Diese Krankheit tritt auf, wenn die verschiedenen wahrgenommenen Sinneseindrücke in der Simulation nicht übereinstimmen. Das heißt, was man bei der Durchführung der Simulation erlebt hat, deckt sich nicht mit den Wahrnehmungen des Gleichgewichtssinnes.

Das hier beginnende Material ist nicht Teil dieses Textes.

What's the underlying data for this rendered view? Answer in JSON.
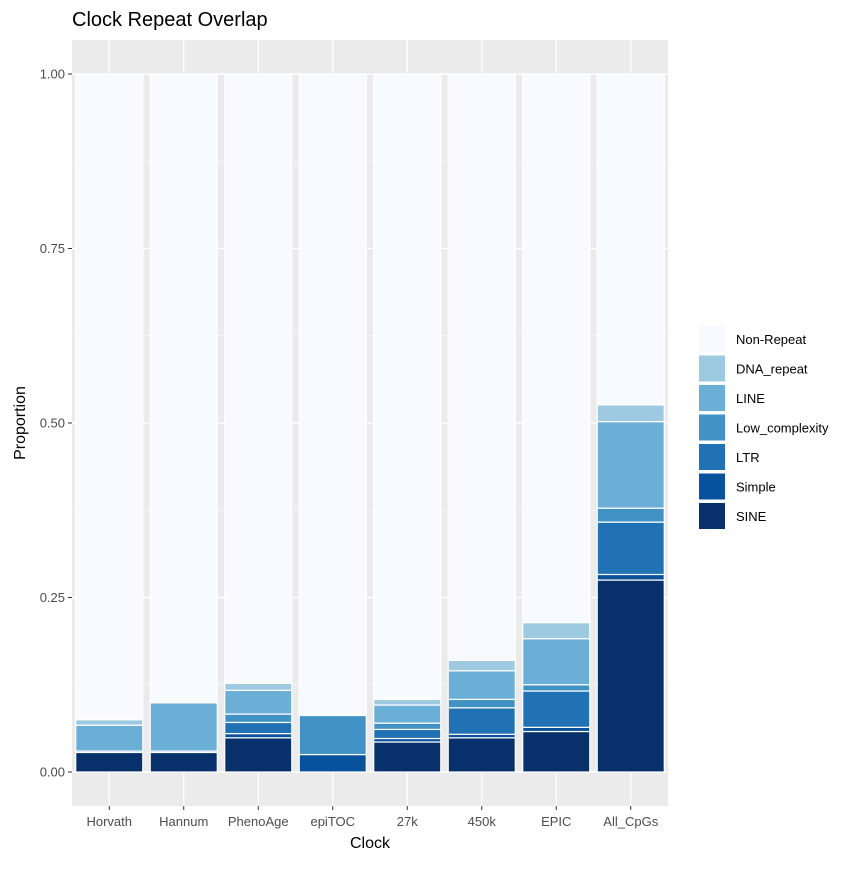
{
  "chart_data": {
    "type": "bar",
    "stacked": true,
    "title": "Clock Repeat Overlap",
    "xlabel": "Clock",
    "ylabel": "Proportion",
    "ylim": [
      0,
      1
    ],
    "yticks": [
      "0.00",
      "0.25",
      "0.50",
      "0.75",
      "1.00"
    ],
    "ytick_values": [
      0,
      0.25,
      0.5,
      0.75,
      1.0
    ],
    "categories": [
      "Horvath",
      "Hannum",
      "PhenoAge",
      "epiTOC",
      "27k",
      "450k",
      "EPIC",
      "All_CpGs"
    ],
    "legend_position": "right",
    "grid": true,
    "series": [
      {
        "name": "SINE",
        "color": "#08306b",
        "values": [
          0.028,
          0.028,
          0.049,
          0.0,
          0.043,
          0.049,
          0.058,
          0.275
        ]
      },
      {
        "name": "Simple",
        "color": "#08519c",
        "values": [
          0.002,
          0.002,
          0.006,
          0.025,
          0.005,
          0.005,
          0.006,
          0.008
        ]
      },
      {
        "name": "LTR",
        "color": "#2171b5",
        "values": [
          0.0,
          0.0,
          0.016,
          0.0,
          0.013,
          0.038,
          0.052,
          0.075
        ]
      },
      {
        "name": "Low_complexity",
        "color": "#4292c6",
        "values": [
          0.0,
          0.0,
          0.012,
          0.056,
          0.009,
          0.012,
          0.009,
          0.02
        ]
      },
      {
        "name": "LINE",
        "color": "#6baed6",
        "values": [
          0.037,
          0.069,
          0.034,
          0.0,
          0.026,
          0.041,
          0.066,
          0.124
        ]
      },
      {
        "name": "DNA_repeat",
        "color": "#9ecae1",
        "values": [
          0.008,
          0.001,
          0.01,
          0.0,
          0.008,
          0.015,
          0.023,
          0.024
        ]
      },
      {
        "name": "Non-Repeat",
        "color": "#f7fbff",
        "values": [
          0.925,
          0.9,
          0.873,
          0.919,
          0.896,
          0.84,
          0.786,
          0.474
        ]
      }
    ],
    "legend_order": [
      "Non-Repeat",
      "DNA_repeat",
      "LINE",
      "Low_complexity",
      "LTR",
      "Simple",
      "SINE"
    ]
  }
}
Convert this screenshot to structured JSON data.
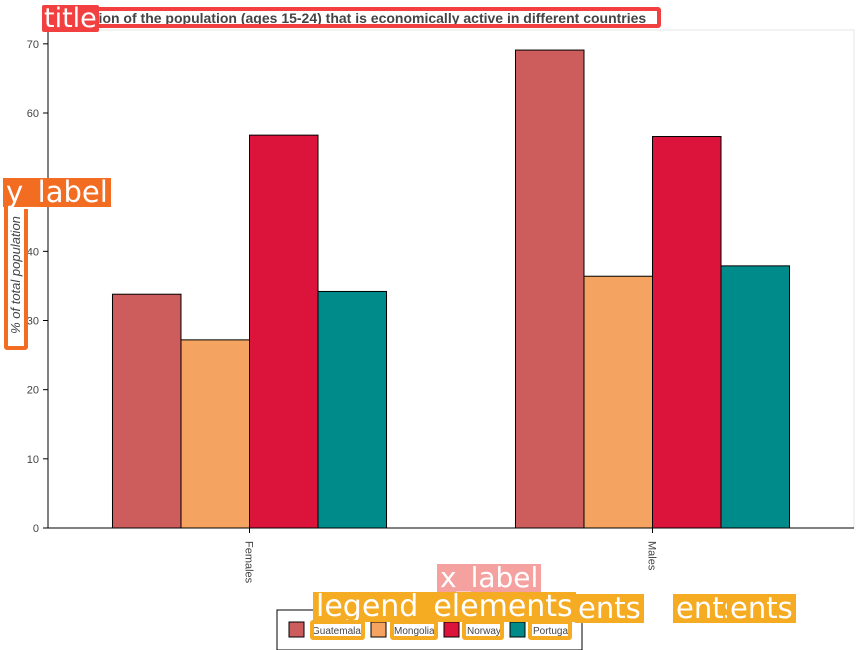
{
  "chart_data": {
    "type": "bar",
    "title": "Proportion of the population (ages 15-24) that is economically active in different countries",
    "ylabel": "% of total population",
    "xlabel": "",
    "categories": [
      "Females",
      "Males"
    ],
    "series": [
      {
        "name": "Guatemala",
        "color": "#cd5c5c",
        "values": [
          33.8,
          69.1
        ]
      },
      {
        "name": "Mongolia",
        "color": "#f4a460",
        "values": [
          27.2,
          36.4
        ]
      },
      {
        "name": "Norway",
        "color": "#dc143c",
        "values": [
          56.8,
          56.6
        ]
      },
      {
        "name": "Portugal",
        "color": "#008b8b",
        "values": [
          34.2,
          37.9
        ]
      }
    ],
    "ylim": [
      0,
      72
    ],
    "yticks": [
      0,
      10,
      20,
      30,
      40,
      50,
      60,
      70
    ],
    "grid": false,
    "legend_position": "bottom-center"
  },
  "overlay_labels": {
    "title": "title",
    "y_label": "y_label",
    "x_label": "x_label",
    "legend_elements": "legend_elements",
    "legend_fragment_1": "ents",
    "legend_fragment_2": "ents",
    "legend_fragment_3": "ents"
  }
}
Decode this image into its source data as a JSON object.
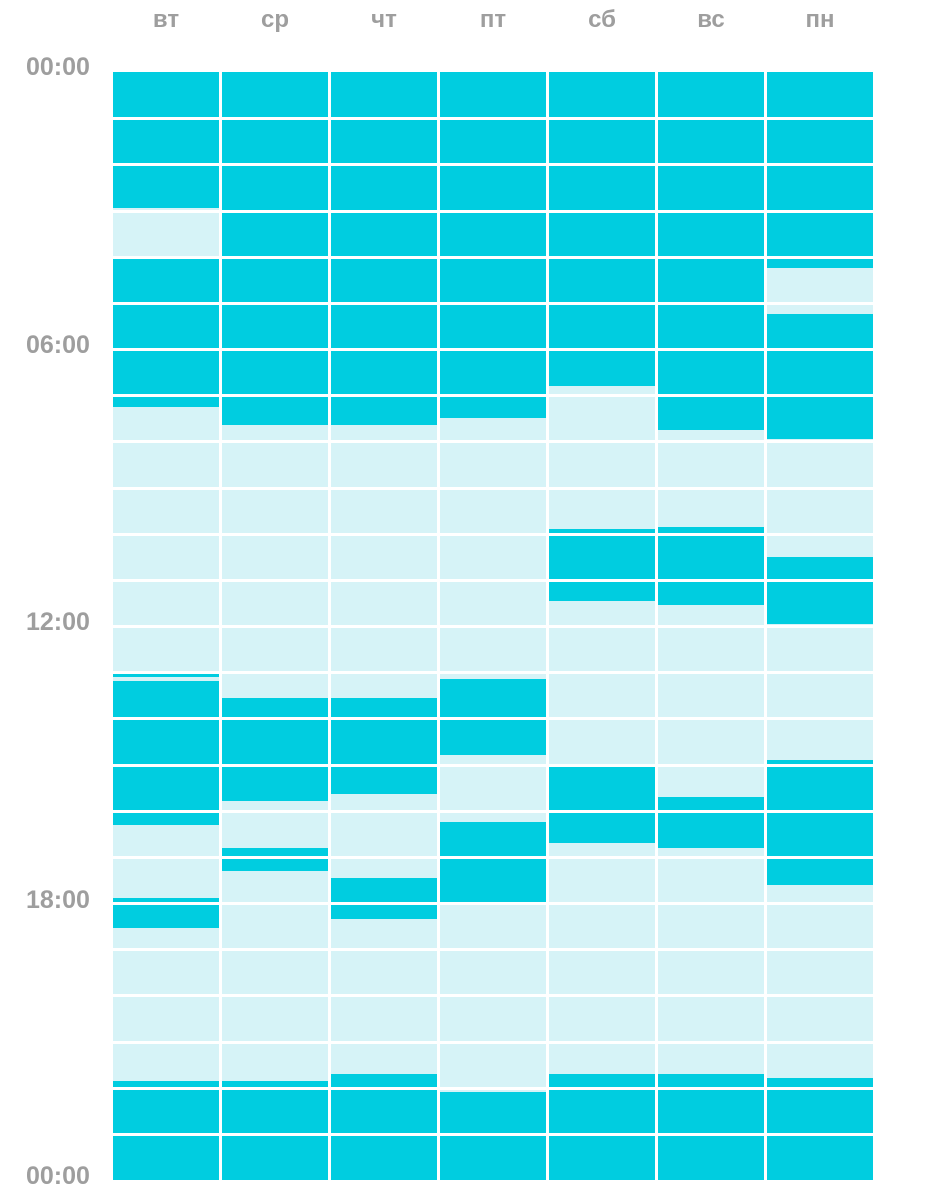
{
  "colors": {
    "asleep": "#00cde0",
    "awake": "#d6f3f7",
    "label": "#9e9e9e"
  },
  "time_axis": {
    "labels": [
      "00:00",
      "06:00",
      "12:00",
      "18:00",
      "00:00"
    ]
  },
  "days": [
    {
      "label": "вт",
      "sleep_hours": [
        [
          0,
          2.95
        ],
        [
          4.0,
          7.25
        ],
        [
          13.05,
          13.1
        ],
        [
          13.2,
          16.3
        ],
        [
          17.9,
          18.55
        ],
        [
          21.85,
          24
        ]
      ]
    },
    {
      "label": "ср",
      "sleep_hours": [
        [
          0,
          7.65
        ],
        [
          13.55,
          15.8
        ],
        [
          16.8,
          17.3
        ],
        [
          21.85,
          24
        ]
      ]
    },
    {
      "label": "чт",
      "sleep_hours": [
        [
          0,
          7.65
        ],
        [
          13.55,
          15.65
        ],
        [
          18.35,
          17.45
        ],
        [
          21.7,
          24
        ]
      ]
    },
    {
      "label": "пт",
      "sleep_hours": [
        [
          0,
          7.5
        ],
        [
          13.15,
          14.8
        ],
        [
          16.25,
          18.05
        ],
        [
          22.1,
          24
        ]
      ]
    },
    {
      "label": "сб",
      "sleep_hours": [
        [
          0,
          6.8
        ],
        [
          9.9,
          11.45
        ],
        [
          15.0,
          16.7
        ],
        [
          21.7,
          24
        ]
      ]
    },
    {
      "label": "вс",
      "sleep_hours": [
        [
          0,
          7.75
        ],
        [
          9.85,
          11.55
        ],
        [
          15.7,
          16.8
        ],
        [
          21.7,
          24
        ]
      ]
    },
    {
      "label": "пн",
      "sleep_hours": [
        [
          0,
          4.25
        ],
        [
          5.25,
          7.95
        ],
        [
          10.5,
          11.95
        ],
        [
          14.9,
          17.6
        ],
        [
          21.8,
          24
        ]
      ]
    }
  ]
}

Als Ergebnis werden die Versuchspersonen Folgeerscheinungen wie z.B. Schwindel, Erbrechen, Kopfweh und Desorientierung bekommen.

Nicht nur die Nichtübereinstimmung von verschiedenen wahrgenommenen Sinneseindrücken können zu dieser Krankheit führen, sondern auch die schlechten Ausrichtungen des Computers wie z.B. schlechte Bildqualität durch niedrige Bildwiederholfrequenz, hohe Verzögerungszeit zwischen Sensoreingabe und Bildausgabe, können diese negativen Effekte verursachen.

Augen- und Hirnschäden

Das unmittelbar betroffene Organ sind die Augen, weil die optische Geometrie der meisten HDMs kein natürliches Sehen ermöglicht. Als Folgen können die Benutzer bei Dauerarbeit mit der VR-Anwendung Augenschäden bekommen und im schlimmsten Fall können Augen-Hirn-Reflexe dauerhaft geschädigt werden.

Fehlkonditionierung

Biologisch gesehen wird der Wahrnehmungsapparat des Menschen erst im Laufe des Lebens von der Umwelt geformt. Daher wird die Wahrnehmung der Realität durch das Ersetzen der Sinneseindrücke bei der Simulation erschwert. Im Vergleich zu Erwachsenen sind die Jugendlichen, die sich schon seit ihrer Kindheit intensiv mit VR-Systemen beschäftigt sind, stärker betroffen.